17 Kasım ülkeyi işgalci haçlıya teslim eden Vahdettin'in İngiliz gemisi ile kaçışının yıl dönümüydü. İsmini burada yazmaktan haya ettiğim bir televizyon kanalı bu konuda bir video hazırlamış. Her zamanki gibi, kargadan kartal çıkarmaya çalışmış ama yine eline yüzüne bulaştırmış.
Baştan sona saçmalıklarla, çelişkilerle ve yalanlarla dolu bir videoyu sosyal medyada paylaşarak ne yapmak istedikleri hepimizin malumu tabii ki…
Biz onlar gibi yapmayalım ve tarihi gerçeklerden hareket ederek konuya açıklık getirelim.
16 Kasım 1922 günü Vahdettin, İstanbul'daki İngiliz işgal orduları başkomutanı Harington'a bir dilekçe gönderiyor. Daha sonra Harington'ın anılarından öğreniyoruz ki, bu dilekçeden önce kaçış planları yapılmış ve Harington kendisinin padişahı zorla kaçırmadığını, belgelemek için de bu yazıyı istemiş. Bakın ne diyor bu dilekçede Vahdettin;
"Dersaadet (İstanbul) işgal orduları Başkomutanı General Harington Cenaplarına… İstanbul'da hayatımı tehlikede gördüğümden, İngiltere devlet-i fahimesine (yüce İngiltere devletine) iltica ve bir an evvel İstanbul'dan mahall-i ahara naklimi (başka bir yere götürülmemi) talep ederim efendim."
16 Teşrin-i sani (Kasım) 1922 Müslümanların Halifesi Mehmet Vahideddin
Büyük Türk milletinin düşürüldüğü durumu görüyor musunuz? Şanlı geçmişini nasıl da bir çırpıda silip atıyor. Vahdettin, "yüce İngiltere devleti!"ne sığınmak için İngiliz komutanına neredeyse yalvarıyor.
Vahdettin'i paklamak için hazırlanan video bu zihniyetin gerçek yüzünü de bize gösteriyor elbette.
Bakın bir yerinde ne anlatıyor. Neymiş, aslında Vahdettin kurtuluşun Anadolu'da olduğunu düşünüyor ve Anadolu'ya geçmek için fırsat kolluyormuş. Ama İngilizler bunu öğrenmiş ve tehdit edip eğer böyle bir şey yaparsa İstanbul'dan ayrılıp Yunanlılara terk edeceklerini söylemişler. Yunan işgalinden korkan Vahdettin, yüz binlerce vatan evladını kurtarmak için planından vazgeçmiş.
Meğer İngilizler ne mübarek insanlarmış! İşgalci değilmiş! Onlar demek milletin namusunu, dinini, vatanı korumak için gelmişler.

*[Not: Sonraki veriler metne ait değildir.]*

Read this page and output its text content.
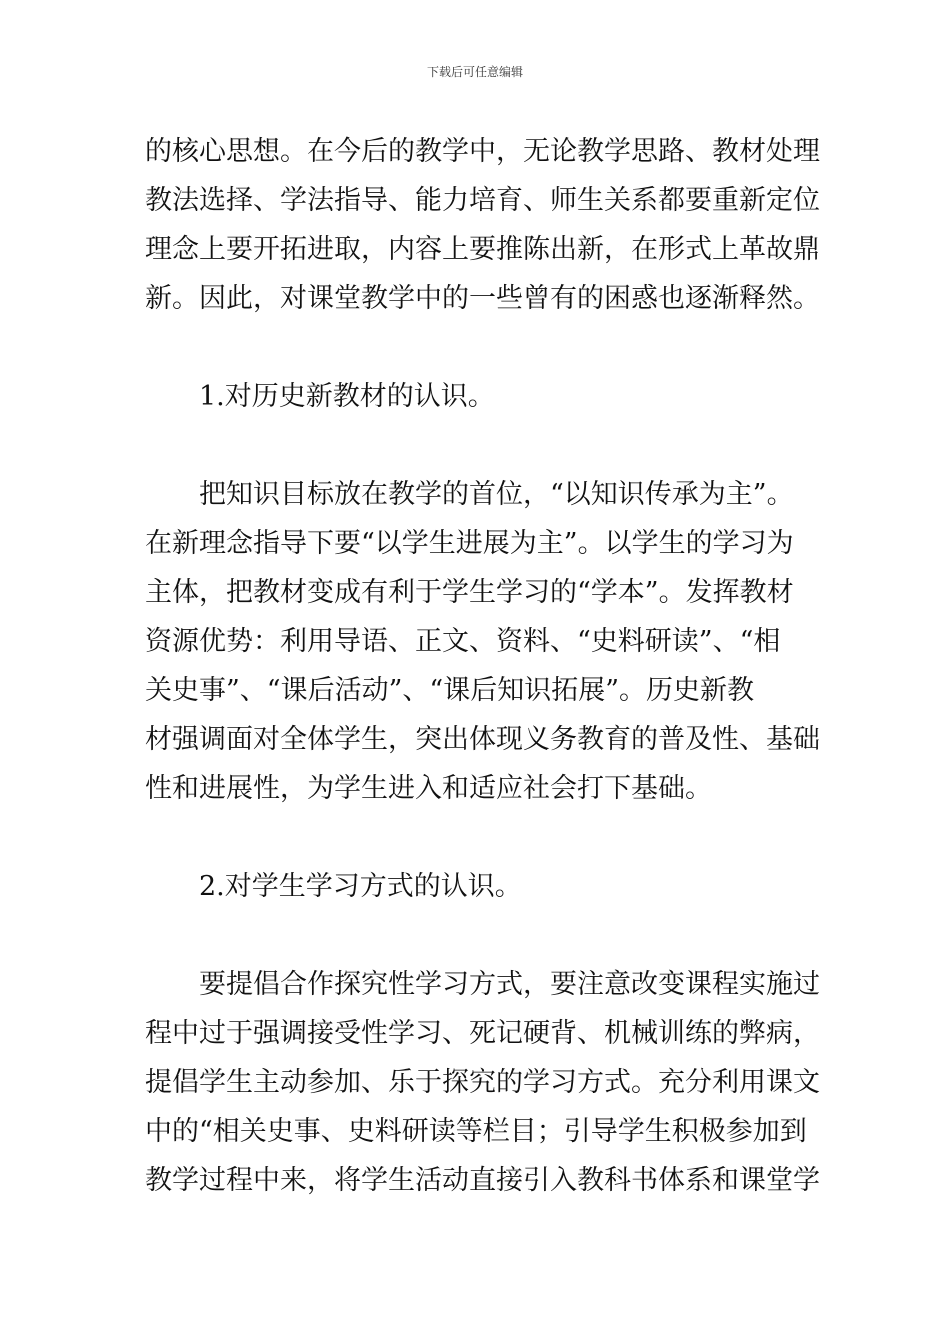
下载后可任意编辑
的核心思想。在今后的教学中，无论教学思路、教材处理
教法选择、学法指导、能力培育、师生关系都要重新定位
理念上要开拓进取，内容上要推陈出新，在形式上革故鼎
新。因此，对课堂教学中的一些曾有的困惑也逐渐释然。
1.对历史新教材的认识。
把知识目标放在教学的首位，“以知识传承为主”。
在新理念指导下要“以学生进展为主”。以学生的学习为
主体，把教材变成有利于学生学习的“学本”。发挥教材
资源优势：利用导语、正文、资料、“史料研读”、“相
关史事”、“课后活动”、“课后知识拓展”。历史新教
材强调面对全体学生，突出体现义务教育的普及性、基础
性和进展性，为学生进入和适应社会打下基础。
2.对学生学习方式的认识。
要提倡合作探究性学习方式，要注意改变课程实施过
程中过于强调接受性学习、死记硬背、机械训练的弊病，
提倡学生主动参加、乐于探究的学习方式。充分利用课文
中的“相关史事、史料研读等栏目；引导学生积极参加到
教学过程中来，将学生活动直接引入教科书体系和课堂学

Yazıklar olsun bunu yapanlara, seslendirenlere, utanmadan bunun gerçek olduğunu anlatanlara…
Çanakkale'de 250 bin vatan evladını şehit eden bu İngilizler değil miydi?
Vatanın her bir köşesini işgal eden haçlı çizmeleri bu İngilizlere ait değil miydi?

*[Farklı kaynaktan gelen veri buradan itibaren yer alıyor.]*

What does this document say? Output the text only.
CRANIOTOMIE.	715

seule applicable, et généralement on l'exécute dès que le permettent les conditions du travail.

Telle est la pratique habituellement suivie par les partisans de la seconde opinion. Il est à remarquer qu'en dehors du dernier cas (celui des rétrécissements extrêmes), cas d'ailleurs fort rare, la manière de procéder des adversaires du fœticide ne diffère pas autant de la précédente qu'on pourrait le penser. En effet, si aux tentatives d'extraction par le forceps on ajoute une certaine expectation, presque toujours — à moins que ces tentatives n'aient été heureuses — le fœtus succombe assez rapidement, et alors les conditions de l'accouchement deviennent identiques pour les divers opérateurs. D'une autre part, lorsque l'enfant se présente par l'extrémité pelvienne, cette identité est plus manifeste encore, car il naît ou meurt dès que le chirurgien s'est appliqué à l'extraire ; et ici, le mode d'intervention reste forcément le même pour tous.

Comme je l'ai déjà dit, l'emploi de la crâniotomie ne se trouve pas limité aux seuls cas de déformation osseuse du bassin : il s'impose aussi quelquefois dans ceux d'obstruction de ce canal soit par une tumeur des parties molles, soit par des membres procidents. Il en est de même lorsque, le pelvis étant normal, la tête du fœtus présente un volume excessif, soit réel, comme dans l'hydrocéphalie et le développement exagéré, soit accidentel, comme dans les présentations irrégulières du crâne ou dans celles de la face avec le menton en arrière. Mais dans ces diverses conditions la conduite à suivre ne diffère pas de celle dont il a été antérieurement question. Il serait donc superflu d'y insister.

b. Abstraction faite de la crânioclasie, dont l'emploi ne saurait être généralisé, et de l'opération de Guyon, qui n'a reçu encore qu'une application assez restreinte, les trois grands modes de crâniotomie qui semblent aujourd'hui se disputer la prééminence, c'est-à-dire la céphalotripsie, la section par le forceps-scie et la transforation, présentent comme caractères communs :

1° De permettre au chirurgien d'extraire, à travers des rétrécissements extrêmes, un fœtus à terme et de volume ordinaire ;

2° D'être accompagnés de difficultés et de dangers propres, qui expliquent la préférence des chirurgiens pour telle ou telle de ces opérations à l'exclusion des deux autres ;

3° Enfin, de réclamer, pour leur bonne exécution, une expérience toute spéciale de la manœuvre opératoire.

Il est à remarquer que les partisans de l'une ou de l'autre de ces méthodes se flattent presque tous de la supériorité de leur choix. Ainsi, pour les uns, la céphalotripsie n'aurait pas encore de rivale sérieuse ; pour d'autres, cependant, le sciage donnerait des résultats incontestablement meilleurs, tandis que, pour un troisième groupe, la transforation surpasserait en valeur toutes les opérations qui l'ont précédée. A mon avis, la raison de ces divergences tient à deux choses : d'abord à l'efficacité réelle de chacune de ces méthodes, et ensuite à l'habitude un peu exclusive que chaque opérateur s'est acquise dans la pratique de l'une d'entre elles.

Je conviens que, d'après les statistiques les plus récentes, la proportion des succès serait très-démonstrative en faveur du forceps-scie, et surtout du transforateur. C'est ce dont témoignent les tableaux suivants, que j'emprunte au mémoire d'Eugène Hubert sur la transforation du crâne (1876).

Türk milletinin harim-i namusuna göz diken bunlar değil miydi?
Yunan'ı bu ülkenin başına musallat eden yine onlar değil miydi?
Atatürk önderliğinde Türk milletinin verdiği ölüm kalım savaşını engellemek için elinden geleni yapan bu İngilizler ve onların emir eri Vahdettin değil miydi?
Diyorlar ki, Vahdettin İngilizlerle işbirliği yaptı. Ben de diyorum ki, bu ifade yeterli olmaz. O, sadece işbirliği yapmadı, İngilizler ne demişse harfiyen yerine getirdi. Tam bir emir eri gibi hareket etti. Çünkü bütün ümidi işgalci haçlı İngiliz'de idi.
Atatürk ve Türk milleti, Sakarya savaşı günlerinde her türlü zor şartlara rağmen istiklal mücadelesi verirken, İngiliz emir eri Vahdettin 60 yaşlarındayken gösterişli bir düğünle Eylül 1921'de bilmem kaçıncı evliliğini 18 yaşındaki bir kızla yapıyordu.
Vahdettin ne bu hamleyi yaparken, ne yüce İngiltere devleti derken hiçbir hicap duymamıştır. O'nun tek derdi kendini kurtarmak ve padişahçılık oynamaya devam etmektir.
Vahdettin'in ne mal olduğu belgeleriyle ortadadır. O en baştan beri Atatürk'e ve milli mücadeleye karşı haçlının yanında saf tutmuştur. Milli mücadelenin başarıya ulaştığını gördüğü anda da kaçmıştır.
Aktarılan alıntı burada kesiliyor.